Mientras estaba sentada en el suelo de mi armario ahora vacío, mi mirada se posó en una pequeña caja cerrada en el estante superior. El joyero de mi madre. Me lo había dejado cuando murió, una colección de piezas llamativas que nunca usé. Había sido una mujer hermosa, pero profundamente infeliz. Después del divorcio, había volcado toda su energía en odiar a mi padre y, por extensión, a mí.
"Tienes sus ojos", arrastraba las palabras, espesas por la ginebra. "Fríos. Sentenciosos."

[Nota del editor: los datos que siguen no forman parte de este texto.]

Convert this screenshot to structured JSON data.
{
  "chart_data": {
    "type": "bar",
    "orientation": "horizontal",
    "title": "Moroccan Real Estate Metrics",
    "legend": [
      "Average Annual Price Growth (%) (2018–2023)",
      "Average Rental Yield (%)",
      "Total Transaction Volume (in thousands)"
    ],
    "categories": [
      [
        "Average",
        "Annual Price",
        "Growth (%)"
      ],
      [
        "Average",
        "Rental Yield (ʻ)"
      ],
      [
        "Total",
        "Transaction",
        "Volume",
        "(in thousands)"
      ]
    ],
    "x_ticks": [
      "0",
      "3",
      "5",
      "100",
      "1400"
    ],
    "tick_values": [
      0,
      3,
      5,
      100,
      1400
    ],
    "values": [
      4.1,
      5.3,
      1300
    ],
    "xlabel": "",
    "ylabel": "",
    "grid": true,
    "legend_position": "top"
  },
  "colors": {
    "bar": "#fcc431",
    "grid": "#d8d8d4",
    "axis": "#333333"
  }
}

Pero hubo momentos, raros y fugaces, en los que me miraba con un destello de algo más. Arrepentimiento, tal vez. Incluso amor. Después de una pelea particularmente viciosa, me encontró llorando en mi habitación y silenciosamente colocó un pequeño y simple relicario de plata en mi mano. Era lo único de valor que poseía que no era un recordatorio de mi padre.
"No seas como yo, Amelia", había susurrado, su voz ronca. "No dejes que te rompan."
Murió unos años después, su hígado finalmente cediendo. El relicario era todo lo que me quedaba de ese destello de amor maternal. Era un recordatorio doloroso, pero un recordatorio al fin y al cabo. Lo había vendido la semana pasada para ayudar a pagar los tratamientos de TEC. La ironía no se me escapaba. Vender el símbolo de un amor doloroso para borrar otro.
Una última vibración de mi teléfono. Un mensaje de Alex.
Otro.
"Amelia, sé que estás enojada, pero no estás pensando con claridad. ¿Dónde estás?"
"Dejaste el relicario de tu madre en casa de mis padres. El que nunca te quitas. Te lo llevaré mañana. Tenemos que hablar."
Había una foto adjunta. Era el relicario. Sobre un paño de terciopelo. Mi corazón dio una punzada dolorosa y fantasma.
Estaba tratando de atraerme de vuelta. Usando el fantasma de un amor roto para remendar otro.
Demasiado tarde.
Puse mi alarma a las 7 AM, me acosté en el colchón desnudo de la habitación de invitados y cerré los ojos, esperando el amanecer de mi nueva vida sin memoria.